Dampak Pola Asuh Otoriter Terhadap Perkambangan Emosi Takut Pada anak

Kolom Mahasiswa

Oleh : M. Nanang baha’udin*

Orang tua merupakan pendidik utama dan pertama bagi anak anak mereka. Oleh karena itu di butuhkan pola asuh yang tepat agar anak tumbuh berkembang optimal.

Hansen & Zambo (2007) menjelaskan emosi adalah perasaan yang secara fisiologis dan psikologis dimiliki oleh anak dan digunakan untuk merespons terhadap peristiwa yang terjadi disekitarnya. Emosi bagi anak usia dini merupakan hal yang penting, karena dengan emosi anak dapat memusatkan perhatian, dan emosi memberikan daya bagi tubuh serta mengorganisasi pikir untuk disesuaikan dengan kebutuhan. Adapun fungsi emosi dalam kehidupan anak usia dini, misal: takut adalah salah satu emosi yang digunakan untuk ”survival”. Pada saat emosi takut muncul pada anak, maka anak menjadi sadar terhadap lingkungan dan menimbulkan sikap hati-hati pada diri anak.

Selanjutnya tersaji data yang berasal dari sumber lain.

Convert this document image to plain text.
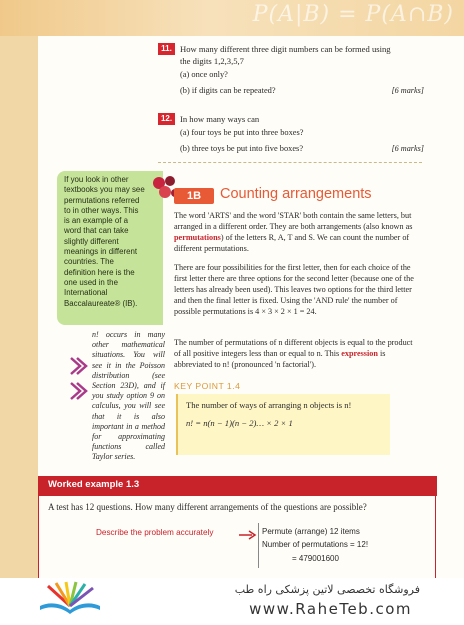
P(A|B) = P(A∩B)
11. How many different three digit numbers can be formed using
the digits 1,2,3,5,7
(a) once only?
(b) if digits can be repeated?	[6 marks]
12. In how many ways can
(a) four toys be put into three boxes?
(b) three toys be put into five boxes?	[6 marks]
If you look in other textbooks you may see permutations referred to in other ways. This is an example of a word that can take slightly different meanings in different countries. The definition here is the one used in the International Baccalaureate® (IB).
n! occurs in many other mathematical situations. You will see it in the Poisson distribution (see Section 23D), and if you study option 9 on calculus, you will see that it is also important in a method for approximating functions called Taylor series.
1B	Counting arrangements
The word 'ARTS' and the word 'STAR' both contain the same letters, but arranged in a different order. They are both arrangements (also known as permutations) of the letters R, A, T and S. We can count the number of different permutations.
There are four possibilities for the first letter, then for each choice of the first letter there are three options for the second letter (because one of the letters has already been used). This leaves two options for the third letter and then the final letter is fixed. Using the 'AND rule' the number of possible permutations is 4 × 3 × 2 × 1 = 24.
The number of permutations of n different objects is equal to the product of all positive integers less than or equal to n. This expression is abbreviated to n! (pronounced 'n factorial').
KEY POINT 1.4
The number of ways of arranging n objects is n!
n! = n(n − 1)(n − 2)… × 2 × 1
Worked example 1.3
A test has 12 questions. How many different arrangements of the questions are possible?
Describe the problem accurately	Permute (arrange) 12 items
Number of permutations = 12!
= 479001600
فروشگاه تخصصی لاتین پزشکی راه طب
www.RaheTeb.com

Rasa takut berpusat pada bahaya yang bersifat fantastik, adikodrati, dan samar-samar. Mereka takut pada gelap dan makhluk imajinatif yang diasosiasikan dengan gelap, dan juga rasa takut yang ada dalam diri anak itu diakibatkan pola asuh orang tua atau guru yang salah dengan menggunakan pola asuh otoriter. Terlepas dari usia anak, ciri khas yang penting pada semua rangsangan takut ialah hal tersebut terjadi secara mendadak dan tidak di duga, dan anak-anak hanya mempunyai kesempatan yang sedikit untuk menyesuaikan diri dengan situasi tersebut. Namun seiring dengan perkembangan intelektual dan meningkatnya usia anak, mereka dapat menyesuaikan diri dengan lingkungannya.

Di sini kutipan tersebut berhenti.